Nowy minister spraw zagranicznych Japonii Takeshi Iwaya wyraził w pierwszej rozmowie ze swoim chińskim odpowiednikiem Wangiem Yi "poważne zaniepokojenie" nasilającą się aktywnością militarną ChRL, w tym niedawnym naruszeniem przestrzeni powietrznej kraju.
Iwaya, który został zaprzysiężony na szefa dyplomacji Japonii w ubiegłym tygodniu, oświadczył, że rząd w Tokio ma "poważne obawy dotyczące sytuacji na Morzu Wschodniochińskim (...) i intensyfikacji chińskich działań militarnych" - podało japońskie MSZ w nocie z rozmowy telefonicznej, która odbyła się w środę.
W sierpniu chiński samolot wojskowy dokonał pierwszego potwierdzonego przez Pekin wtargnięcia w japońską przestrzeń powietrzną, a następnie 18 września chiński lotniskowiec przepłynął, również po raz pierwszy, w pobliżu japońskich wód terytorialnych pomiędzy dwiema japońskimi wyspami. Z kolei 25 września japoński okręt wojenny po raz pierwszy przepłynął Cieśninę Tajwańską, co spotkało się z krytyką Pekinu, który uważa ten akwen za swoje wewnętrzne wody morskie.
Jak przekazał MSZ, Iwaya poprosił władze ChRL "o pełne wyjaśnienie naruszenia japońskiej przestrzeni powietrznej".
Minister poinformował również, że gabinet premiera Shigeru Ishiby uważnie obserwuje rozwój sytuacji wokół Tajwanu i podkreślił znaczenie pokoju i stabilności w Cieśninie Tajwańskiej zarówno dla społeczności międzynarodowej, jak i Japonii.
Chińska agencja prasowa Xinhua przekazała za MSZ w Pekinie, że Wang wyraził nadzieję, iż "Japonia dotrzyma swoich politycznych zobowiązań w kwestii Tajwanu".
Chiny ostrzegły Japonię przed angażowaniem się w kwestię Tajwanu. ChRL uważa Tajwan, demokratycznie rządzoną wyspę, za separatystyczną prowincję, która musi zostać zjednoczona z kontynentem, w razie konieczności przy użyciu siły.
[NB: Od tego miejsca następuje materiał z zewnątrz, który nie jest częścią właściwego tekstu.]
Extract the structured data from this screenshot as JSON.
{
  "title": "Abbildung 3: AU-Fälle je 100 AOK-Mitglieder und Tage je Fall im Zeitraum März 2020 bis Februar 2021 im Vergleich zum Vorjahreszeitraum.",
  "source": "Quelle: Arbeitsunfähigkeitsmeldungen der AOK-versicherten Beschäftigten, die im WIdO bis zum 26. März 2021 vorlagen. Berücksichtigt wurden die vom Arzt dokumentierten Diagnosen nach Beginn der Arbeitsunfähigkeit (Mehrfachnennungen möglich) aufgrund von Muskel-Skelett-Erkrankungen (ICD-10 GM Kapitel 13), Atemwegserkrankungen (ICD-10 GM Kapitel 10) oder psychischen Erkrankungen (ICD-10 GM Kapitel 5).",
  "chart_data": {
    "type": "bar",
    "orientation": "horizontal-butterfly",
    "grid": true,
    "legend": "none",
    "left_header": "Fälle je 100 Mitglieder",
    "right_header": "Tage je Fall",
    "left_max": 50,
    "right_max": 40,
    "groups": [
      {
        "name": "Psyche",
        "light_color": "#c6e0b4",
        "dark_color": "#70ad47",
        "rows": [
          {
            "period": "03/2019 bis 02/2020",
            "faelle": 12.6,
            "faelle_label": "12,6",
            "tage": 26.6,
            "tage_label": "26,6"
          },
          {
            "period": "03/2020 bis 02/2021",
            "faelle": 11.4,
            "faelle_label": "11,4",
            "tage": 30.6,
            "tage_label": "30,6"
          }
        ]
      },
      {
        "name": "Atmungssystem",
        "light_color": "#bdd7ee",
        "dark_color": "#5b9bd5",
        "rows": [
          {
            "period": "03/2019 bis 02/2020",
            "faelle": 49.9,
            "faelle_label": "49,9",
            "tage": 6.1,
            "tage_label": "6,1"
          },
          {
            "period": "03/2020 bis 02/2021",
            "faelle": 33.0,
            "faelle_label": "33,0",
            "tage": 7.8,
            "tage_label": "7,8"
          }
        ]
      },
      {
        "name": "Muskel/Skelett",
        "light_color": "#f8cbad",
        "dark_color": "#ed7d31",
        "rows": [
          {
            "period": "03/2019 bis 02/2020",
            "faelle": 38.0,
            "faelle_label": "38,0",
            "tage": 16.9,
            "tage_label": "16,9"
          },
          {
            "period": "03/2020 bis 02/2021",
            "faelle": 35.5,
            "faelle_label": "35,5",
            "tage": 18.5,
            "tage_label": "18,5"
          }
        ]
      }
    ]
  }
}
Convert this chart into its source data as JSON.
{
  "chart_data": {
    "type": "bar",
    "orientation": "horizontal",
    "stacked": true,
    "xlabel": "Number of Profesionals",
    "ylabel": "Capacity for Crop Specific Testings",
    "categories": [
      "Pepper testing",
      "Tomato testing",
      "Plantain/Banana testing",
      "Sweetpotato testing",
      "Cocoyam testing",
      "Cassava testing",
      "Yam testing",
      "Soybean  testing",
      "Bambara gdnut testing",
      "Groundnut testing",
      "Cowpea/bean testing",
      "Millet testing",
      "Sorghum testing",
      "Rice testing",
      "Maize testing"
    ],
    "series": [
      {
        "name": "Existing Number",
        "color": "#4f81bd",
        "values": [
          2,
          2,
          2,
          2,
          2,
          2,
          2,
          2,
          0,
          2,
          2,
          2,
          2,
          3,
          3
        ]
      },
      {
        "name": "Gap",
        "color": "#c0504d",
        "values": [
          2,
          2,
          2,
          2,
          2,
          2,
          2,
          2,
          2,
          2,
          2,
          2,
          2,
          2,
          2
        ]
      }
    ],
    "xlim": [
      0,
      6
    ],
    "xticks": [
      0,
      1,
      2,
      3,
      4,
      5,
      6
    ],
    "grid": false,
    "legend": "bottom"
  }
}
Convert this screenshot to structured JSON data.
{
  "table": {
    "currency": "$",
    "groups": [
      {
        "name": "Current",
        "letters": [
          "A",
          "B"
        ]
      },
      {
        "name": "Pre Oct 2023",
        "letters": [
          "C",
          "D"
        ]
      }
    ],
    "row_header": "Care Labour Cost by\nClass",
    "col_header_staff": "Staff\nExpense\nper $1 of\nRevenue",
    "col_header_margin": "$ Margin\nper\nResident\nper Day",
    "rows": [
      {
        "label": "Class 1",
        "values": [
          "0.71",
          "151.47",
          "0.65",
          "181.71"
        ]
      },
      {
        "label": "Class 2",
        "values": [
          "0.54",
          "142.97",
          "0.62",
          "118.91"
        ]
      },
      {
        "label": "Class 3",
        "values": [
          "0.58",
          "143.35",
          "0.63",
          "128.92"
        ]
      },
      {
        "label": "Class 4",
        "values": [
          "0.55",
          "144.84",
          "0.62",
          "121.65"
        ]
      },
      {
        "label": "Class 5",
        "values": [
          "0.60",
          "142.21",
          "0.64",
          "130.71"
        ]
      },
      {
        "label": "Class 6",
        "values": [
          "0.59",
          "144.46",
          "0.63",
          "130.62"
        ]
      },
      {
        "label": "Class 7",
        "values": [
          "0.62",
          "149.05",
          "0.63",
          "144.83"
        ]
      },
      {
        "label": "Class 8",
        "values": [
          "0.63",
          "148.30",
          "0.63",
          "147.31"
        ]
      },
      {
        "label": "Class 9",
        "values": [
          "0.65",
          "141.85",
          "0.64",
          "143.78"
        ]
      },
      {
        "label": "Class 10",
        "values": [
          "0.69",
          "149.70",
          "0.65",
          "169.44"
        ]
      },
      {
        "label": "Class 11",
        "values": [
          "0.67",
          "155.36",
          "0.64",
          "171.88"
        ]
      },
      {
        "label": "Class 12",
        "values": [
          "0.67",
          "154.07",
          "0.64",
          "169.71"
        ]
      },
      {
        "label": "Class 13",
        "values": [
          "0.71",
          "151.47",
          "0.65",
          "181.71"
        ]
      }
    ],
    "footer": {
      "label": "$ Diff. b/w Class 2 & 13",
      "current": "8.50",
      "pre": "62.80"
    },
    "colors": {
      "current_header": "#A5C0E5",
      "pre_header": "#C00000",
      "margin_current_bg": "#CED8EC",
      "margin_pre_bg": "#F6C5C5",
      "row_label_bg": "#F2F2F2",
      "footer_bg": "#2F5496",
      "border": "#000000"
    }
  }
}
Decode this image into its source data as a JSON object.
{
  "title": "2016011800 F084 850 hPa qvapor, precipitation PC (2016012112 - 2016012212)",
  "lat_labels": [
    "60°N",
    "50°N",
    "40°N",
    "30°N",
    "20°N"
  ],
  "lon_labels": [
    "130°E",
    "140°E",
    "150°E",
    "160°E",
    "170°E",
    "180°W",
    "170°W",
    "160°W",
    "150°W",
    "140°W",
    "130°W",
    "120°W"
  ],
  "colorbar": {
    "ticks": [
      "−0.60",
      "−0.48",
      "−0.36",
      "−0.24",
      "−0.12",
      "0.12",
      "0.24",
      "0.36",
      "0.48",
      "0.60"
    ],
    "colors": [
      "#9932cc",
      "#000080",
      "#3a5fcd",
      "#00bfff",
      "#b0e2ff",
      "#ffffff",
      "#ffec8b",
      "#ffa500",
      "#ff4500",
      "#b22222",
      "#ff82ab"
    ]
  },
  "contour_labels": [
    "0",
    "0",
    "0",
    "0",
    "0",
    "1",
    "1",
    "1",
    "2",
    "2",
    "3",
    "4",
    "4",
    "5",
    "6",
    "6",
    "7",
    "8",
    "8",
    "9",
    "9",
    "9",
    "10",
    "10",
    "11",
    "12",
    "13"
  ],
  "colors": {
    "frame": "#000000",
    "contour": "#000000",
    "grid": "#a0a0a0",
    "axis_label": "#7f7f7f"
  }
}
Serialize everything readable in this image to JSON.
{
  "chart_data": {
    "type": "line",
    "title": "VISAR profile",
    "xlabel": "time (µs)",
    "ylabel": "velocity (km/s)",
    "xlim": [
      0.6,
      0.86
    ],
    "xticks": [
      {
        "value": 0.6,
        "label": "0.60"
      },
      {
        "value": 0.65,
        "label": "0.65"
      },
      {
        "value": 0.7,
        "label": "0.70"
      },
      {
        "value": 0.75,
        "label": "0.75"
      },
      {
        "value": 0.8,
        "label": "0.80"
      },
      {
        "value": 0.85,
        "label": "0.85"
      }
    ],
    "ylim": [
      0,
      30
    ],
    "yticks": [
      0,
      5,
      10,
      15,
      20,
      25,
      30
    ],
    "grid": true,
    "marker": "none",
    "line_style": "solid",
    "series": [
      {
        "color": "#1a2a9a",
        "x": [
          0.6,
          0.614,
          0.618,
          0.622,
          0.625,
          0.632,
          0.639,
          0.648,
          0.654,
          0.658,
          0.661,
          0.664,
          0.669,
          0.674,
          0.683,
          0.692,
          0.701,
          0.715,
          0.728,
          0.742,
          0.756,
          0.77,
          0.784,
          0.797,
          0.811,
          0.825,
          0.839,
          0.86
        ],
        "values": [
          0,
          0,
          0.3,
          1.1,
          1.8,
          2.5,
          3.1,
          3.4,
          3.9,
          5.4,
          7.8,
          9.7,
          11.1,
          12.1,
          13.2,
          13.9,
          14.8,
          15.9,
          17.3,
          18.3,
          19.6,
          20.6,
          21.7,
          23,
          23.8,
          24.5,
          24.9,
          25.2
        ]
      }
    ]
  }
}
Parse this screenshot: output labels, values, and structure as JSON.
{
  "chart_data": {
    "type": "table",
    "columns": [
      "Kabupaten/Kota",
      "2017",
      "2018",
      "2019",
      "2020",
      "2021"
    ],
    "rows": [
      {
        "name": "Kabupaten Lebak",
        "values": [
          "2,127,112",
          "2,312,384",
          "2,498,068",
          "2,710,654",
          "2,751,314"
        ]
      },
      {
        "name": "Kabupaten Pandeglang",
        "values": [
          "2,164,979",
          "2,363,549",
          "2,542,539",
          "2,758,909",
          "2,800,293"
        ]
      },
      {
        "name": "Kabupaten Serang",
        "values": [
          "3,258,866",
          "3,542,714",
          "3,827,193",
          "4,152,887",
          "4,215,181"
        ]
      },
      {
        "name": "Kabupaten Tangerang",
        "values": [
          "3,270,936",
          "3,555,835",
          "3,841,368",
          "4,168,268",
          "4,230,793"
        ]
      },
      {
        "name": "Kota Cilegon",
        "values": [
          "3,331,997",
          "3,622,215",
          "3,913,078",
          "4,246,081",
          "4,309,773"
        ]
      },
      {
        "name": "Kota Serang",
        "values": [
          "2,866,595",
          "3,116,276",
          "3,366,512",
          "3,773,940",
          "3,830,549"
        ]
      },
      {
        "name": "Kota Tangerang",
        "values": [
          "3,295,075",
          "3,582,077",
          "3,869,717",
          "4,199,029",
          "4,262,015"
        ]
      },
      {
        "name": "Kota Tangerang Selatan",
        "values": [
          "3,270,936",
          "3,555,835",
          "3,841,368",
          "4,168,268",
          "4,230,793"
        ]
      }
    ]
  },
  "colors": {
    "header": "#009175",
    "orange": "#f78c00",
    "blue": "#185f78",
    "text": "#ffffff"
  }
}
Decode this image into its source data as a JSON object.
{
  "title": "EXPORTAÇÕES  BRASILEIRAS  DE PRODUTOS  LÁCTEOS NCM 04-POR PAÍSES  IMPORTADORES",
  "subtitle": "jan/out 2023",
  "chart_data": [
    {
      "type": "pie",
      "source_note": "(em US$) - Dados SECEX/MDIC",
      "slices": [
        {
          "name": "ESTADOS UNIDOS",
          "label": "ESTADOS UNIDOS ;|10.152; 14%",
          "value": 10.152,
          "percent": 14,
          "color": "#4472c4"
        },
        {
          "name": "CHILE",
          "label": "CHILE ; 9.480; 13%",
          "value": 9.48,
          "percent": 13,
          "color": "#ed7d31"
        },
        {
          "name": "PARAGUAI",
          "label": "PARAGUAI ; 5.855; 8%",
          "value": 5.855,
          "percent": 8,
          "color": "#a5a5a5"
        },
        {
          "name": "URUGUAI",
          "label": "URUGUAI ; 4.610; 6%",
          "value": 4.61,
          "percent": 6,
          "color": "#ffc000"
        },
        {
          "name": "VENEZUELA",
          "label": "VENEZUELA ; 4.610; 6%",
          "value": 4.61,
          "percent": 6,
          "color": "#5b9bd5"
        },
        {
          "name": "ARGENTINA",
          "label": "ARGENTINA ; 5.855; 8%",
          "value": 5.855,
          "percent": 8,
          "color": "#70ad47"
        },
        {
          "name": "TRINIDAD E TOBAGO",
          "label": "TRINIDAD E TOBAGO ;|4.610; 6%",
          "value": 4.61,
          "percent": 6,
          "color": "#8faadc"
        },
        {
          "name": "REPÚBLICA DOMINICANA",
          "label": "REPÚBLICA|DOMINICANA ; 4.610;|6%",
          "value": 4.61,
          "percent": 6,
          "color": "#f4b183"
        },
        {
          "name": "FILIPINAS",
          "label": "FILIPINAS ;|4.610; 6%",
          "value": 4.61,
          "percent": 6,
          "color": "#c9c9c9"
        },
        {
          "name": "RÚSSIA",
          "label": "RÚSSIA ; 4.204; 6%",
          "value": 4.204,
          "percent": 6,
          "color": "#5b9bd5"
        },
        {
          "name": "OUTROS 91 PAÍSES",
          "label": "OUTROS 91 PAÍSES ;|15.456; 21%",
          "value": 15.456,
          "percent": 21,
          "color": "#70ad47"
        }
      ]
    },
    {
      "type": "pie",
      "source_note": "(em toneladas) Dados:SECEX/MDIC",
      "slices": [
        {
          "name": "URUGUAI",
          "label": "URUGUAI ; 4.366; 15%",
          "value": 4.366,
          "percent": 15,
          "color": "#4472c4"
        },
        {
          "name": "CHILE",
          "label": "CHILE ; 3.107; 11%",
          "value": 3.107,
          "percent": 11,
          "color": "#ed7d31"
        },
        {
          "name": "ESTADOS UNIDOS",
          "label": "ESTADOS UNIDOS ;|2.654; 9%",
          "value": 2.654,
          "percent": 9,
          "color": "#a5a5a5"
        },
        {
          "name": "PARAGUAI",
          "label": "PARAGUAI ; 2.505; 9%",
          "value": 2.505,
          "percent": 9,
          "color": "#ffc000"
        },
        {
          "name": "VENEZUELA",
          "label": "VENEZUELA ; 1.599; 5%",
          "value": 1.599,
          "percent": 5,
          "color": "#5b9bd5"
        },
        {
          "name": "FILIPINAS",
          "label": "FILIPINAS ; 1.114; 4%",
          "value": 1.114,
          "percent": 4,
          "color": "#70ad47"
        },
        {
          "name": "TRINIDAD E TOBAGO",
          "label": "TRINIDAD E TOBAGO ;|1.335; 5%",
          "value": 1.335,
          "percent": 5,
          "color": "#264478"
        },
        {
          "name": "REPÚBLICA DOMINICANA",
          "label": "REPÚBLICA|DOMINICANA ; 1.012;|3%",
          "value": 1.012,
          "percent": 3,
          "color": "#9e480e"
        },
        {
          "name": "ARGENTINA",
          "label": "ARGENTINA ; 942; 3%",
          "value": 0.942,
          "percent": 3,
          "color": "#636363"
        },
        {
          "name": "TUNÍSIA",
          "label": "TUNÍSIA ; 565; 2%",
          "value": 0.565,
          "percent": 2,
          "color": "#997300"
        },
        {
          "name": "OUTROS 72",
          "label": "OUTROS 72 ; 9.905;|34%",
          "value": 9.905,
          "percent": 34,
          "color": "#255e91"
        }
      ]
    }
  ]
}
Inną drażliwą kwestią poruszoną podczas rozmowy szefów dyplomacji było śmiertelne pchnięcie nożem japońskiego ucznia w chińskim mieście Shenzhen w zeszłym miesiącu. Według ministerstwa Iwaya wezwał rząd ChRL do podania szczegółów dotyczących tego incydentu, powołując się na zwiększone obawy o bezpieczeństwo wśród obywateli Japonii mieszkających w Chinach.
Dyplomaci wyrazili nadzieję, że oba kraje zbudują konstruktywne i stabilne więzi - wynika z oświadczeń ministerstw.